As the conclusion, I think that for the specific task at hand, Naïve Bayes is a fine selection. It just needs a lot of data samples to be reliable enough. Don’t eat the LLM hype regarding this particular problem without chewing.

Once there are enough content samples and if there is still doubt about the classification algorithm, use PyCaret to compare different classification algorithms and their precision (does not compare against LLMs but it does not matter):
https://pycaret.gitbook.io/docs/get-started/quickstart#compare-models

Content samples

Having a large enough sample sizes for the data to be classified is the key to getting it working correctly. But there are several problems regarding this, such as not having enough clean content to train it with. I believe finding SPAM is not the problem but rather finding enough HAM (non-SPAM).

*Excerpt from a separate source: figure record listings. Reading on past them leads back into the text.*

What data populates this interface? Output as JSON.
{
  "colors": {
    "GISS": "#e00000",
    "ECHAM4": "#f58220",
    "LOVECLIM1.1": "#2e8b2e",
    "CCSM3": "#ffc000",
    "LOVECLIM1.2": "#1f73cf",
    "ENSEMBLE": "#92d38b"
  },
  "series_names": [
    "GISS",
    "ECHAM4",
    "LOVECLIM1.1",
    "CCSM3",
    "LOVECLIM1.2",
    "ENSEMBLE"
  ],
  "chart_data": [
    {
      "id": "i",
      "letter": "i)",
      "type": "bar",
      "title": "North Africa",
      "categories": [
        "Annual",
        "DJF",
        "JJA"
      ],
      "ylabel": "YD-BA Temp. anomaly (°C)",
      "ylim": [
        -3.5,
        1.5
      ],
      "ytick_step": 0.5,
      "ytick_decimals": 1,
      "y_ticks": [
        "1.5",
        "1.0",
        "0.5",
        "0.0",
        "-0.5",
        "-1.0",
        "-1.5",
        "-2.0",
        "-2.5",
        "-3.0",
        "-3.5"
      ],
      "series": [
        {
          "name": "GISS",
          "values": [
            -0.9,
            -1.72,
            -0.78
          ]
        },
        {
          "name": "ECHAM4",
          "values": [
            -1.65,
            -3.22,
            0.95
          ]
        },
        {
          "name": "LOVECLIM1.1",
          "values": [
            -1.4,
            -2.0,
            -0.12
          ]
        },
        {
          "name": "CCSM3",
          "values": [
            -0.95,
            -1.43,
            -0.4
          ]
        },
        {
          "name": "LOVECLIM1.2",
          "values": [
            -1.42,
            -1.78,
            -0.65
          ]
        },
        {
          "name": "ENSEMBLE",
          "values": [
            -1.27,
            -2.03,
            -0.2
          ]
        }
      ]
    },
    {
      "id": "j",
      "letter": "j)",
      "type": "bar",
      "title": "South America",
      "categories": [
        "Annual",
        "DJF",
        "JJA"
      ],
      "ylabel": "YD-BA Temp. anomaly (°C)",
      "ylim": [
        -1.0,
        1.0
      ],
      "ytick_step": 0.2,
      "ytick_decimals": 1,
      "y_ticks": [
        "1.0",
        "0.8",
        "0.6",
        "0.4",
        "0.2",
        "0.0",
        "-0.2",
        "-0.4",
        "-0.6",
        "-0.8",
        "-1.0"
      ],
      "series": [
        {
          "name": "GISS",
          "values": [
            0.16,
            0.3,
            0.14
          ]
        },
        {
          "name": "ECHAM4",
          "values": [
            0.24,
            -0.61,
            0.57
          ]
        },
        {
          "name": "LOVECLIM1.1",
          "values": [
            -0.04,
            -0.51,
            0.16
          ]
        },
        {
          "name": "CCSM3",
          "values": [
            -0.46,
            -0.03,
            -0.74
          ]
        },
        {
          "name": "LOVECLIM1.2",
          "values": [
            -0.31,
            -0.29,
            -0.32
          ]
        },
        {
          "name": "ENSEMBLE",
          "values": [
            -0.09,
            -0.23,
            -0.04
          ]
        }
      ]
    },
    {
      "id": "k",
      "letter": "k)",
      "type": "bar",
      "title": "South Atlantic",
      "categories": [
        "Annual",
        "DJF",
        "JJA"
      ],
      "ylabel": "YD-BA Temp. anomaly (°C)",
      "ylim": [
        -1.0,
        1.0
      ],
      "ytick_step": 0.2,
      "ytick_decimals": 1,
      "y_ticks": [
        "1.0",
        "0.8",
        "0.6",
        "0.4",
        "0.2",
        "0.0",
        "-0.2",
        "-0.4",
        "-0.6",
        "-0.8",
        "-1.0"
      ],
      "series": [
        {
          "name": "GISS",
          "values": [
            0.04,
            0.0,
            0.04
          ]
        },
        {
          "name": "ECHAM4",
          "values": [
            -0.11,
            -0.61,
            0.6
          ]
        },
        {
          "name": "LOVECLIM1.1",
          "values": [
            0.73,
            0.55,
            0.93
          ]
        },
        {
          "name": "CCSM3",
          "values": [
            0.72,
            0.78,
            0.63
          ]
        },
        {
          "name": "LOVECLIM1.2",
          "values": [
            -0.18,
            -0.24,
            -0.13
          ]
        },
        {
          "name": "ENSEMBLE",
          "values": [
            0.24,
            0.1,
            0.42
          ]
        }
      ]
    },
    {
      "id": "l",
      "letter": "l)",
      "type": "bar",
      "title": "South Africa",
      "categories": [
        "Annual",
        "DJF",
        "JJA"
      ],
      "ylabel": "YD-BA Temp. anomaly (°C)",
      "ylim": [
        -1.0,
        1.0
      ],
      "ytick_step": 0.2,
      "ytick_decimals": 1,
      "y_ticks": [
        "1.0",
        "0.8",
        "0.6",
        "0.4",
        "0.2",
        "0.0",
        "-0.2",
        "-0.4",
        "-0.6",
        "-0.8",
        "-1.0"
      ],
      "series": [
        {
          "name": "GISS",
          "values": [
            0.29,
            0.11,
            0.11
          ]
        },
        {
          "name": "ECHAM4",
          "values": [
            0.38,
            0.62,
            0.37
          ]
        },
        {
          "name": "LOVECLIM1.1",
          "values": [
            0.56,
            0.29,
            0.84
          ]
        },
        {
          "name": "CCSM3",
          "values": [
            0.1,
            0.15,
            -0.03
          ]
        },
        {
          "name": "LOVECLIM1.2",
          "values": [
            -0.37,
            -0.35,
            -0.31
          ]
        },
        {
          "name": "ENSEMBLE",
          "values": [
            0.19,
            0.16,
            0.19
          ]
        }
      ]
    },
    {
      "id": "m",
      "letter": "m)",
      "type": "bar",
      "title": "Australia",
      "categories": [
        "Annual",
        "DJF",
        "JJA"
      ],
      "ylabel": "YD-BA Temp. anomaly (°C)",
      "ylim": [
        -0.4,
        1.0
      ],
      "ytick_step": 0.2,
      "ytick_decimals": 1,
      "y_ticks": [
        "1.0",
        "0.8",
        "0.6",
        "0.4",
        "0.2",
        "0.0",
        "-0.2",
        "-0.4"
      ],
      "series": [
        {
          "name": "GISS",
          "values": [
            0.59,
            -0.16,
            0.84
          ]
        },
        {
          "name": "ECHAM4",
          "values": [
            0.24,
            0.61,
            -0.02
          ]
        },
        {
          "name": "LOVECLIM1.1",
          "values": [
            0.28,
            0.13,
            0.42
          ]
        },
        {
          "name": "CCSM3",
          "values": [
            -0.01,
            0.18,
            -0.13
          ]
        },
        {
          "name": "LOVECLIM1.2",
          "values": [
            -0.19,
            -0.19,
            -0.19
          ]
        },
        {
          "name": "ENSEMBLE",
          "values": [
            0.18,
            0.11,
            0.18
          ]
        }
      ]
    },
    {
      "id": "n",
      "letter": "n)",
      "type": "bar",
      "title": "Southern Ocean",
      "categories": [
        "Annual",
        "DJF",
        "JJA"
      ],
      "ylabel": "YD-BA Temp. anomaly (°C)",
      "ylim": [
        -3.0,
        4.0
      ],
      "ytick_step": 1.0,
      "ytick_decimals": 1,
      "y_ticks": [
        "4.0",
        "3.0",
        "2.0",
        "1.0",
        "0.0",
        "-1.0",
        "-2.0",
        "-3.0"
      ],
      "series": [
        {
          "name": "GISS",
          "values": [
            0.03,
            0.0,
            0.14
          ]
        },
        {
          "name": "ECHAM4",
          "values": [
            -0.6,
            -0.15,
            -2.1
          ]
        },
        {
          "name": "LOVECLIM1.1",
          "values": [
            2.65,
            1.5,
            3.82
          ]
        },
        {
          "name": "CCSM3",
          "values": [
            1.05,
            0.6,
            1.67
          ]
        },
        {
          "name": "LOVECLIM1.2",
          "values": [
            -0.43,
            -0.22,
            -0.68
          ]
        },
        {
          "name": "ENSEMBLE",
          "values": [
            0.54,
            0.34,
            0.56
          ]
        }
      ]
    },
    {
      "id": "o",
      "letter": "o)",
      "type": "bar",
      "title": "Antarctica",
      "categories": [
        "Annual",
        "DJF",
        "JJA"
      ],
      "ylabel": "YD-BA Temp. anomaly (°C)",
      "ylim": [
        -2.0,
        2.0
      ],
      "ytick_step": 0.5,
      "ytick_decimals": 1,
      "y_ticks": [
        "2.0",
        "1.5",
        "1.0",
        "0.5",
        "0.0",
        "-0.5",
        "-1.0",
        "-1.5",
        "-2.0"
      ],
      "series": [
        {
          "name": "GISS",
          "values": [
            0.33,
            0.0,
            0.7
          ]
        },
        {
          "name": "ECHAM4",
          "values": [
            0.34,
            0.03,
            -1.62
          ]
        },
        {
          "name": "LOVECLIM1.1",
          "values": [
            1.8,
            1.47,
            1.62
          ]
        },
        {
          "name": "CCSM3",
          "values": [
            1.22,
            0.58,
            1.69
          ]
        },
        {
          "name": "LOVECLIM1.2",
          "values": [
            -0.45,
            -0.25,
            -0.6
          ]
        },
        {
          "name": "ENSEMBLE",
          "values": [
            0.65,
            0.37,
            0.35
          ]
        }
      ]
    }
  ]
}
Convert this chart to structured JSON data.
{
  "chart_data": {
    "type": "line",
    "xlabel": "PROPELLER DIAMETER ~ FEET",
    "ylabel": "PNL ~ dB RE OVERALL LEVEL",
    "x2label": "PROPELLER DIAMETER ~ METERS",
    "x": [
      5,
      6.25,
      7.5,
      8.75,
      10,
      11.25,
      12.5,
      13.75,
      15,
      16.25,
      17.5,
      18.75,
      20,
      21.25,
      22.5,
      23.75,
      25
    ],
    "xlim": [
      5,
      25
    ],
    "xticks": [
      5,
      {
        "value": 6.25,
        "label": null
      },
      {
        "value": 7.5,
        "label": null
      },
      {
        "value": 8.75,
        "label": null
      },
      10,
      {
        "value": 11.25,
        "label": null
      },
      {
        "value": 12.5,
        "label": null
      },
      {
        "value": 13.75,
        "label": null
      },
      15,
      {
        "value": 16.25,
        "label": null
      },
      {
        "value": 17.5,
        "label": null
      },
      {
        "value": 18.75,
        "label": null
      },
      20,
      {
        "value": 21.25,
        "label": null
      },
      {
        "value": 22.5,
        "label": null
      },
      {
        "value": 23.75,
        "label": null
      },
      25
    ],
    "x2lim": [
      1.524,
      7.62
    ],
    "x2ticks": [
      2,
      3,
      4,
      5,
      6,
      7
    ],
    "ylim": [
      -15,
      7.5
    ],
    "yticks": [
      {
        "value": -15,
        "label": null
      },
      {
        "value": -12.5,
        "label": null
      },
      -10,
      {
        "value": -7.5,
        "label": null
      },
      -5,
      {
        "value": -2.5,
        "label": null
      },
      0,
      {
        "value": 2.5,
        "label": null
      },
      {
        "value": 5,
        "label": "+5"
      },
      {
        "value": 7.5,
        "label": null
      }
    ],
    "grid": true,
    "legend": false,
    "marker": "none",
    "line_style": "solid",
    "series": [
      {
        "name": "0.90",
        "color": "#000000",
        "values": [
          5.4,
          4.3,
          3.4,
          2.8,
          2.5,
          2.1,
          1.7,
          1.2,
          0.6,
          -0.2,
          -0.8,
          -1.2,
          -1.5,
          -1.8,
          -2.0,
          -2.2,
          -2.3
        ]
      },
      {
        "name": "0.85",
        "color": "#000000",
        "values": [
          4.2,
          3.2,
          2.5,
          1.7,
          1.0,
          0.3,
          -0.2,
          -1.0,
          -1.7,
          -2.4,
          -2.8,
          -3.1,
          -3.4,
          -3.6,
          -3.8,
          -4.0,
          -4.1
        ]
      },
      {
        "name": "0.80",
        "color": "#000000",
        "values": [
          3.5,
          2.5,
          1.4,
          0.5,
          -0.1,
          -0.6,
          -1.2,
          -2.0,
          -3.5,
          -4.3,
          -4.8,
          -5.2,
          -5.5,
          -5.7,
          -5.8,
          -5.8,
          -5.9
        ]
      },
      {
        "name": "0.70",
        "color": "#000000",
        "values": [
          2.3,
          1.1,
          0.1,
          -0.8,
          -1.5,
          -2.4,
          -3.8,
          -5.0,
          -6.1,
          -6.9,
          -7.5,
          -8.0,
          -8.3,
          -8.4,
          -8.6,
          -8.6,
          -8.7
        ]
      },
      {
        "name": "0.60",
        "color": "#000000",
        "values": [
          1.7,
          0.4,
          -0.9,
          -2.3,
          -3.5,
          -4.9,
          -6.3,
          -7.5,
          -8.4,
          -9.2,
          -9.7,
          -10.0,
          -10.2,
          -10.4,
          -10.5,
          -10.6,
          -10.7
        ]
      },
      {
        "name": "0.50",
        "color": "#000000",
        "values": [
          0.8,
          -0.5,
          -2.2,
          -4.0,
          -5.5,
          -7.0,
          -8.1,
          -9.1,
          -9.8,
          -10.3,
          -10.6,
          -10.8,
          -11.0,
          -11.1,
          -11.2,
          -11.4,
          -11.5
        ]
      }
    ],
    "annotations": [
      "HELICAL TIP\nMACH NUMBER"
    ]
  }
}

The current implementation at #11319 relies on a sample set of 230 SPAM profiles, 5574 SMS messages and 104 SPAM comments. The only dataset that contains non-SPAM content is the SMS set. The total content distribution is about 90% SPAM and 10% HAM. I don’t have to be too much of a statistical researcher or a wizard to predict that this will classify about 90% of the content as SPAM.

And just to verify this, (last year) I ran the current model against all profiles at MetaDecidim and it classified about 94% of the profiles as spammers. While there are a lot of spammer profiles, manual inspection shows that it does a lot of mistakes on genuine profiles. E.g. “product manager”, “product owner”, “PO at company name”, “building products with purpose”, “Telecommunication Engineer - Developer”, filling the profile description only with emojis or writing product description in any other language than English will all classify as SPAM, just as some examples. This is comparable to a model that classifies 9/10 profiles as SPAM at random.

It is likely good at detecting SMS SPAM at its current state but that is most it can do. There is no SMS SPAM in Decidim. It might find some comment SPAM but probably does a lot of mistakes for that too. It won’t be able to detect profile SPAM reliably at its current state. It is just as good that the data you feed to it.

We need a lot more samples of data for each content category we are classifying. The more data it is fed, the more reliable the guessing will be. And the data needs to have close to equal weights both on SPAM and HAM. I would start with a ballbark of 100k samples for both HAM and SPAM per category. This means is that the datasets needed are:

  • 200k comments, ~50% SPAM, ~50% HAM
  • 200k profile descriptions, ~50% SPAM, ~50% HAM

I believe finding SPAM would not be the biggest problem here but finding large enough sets of good content will probably be a problem. From MetaDecidim alone you can get about 30k SPAM profile descriptions, as most of the registered users are spammers. But it needs to be manually classified to begin with.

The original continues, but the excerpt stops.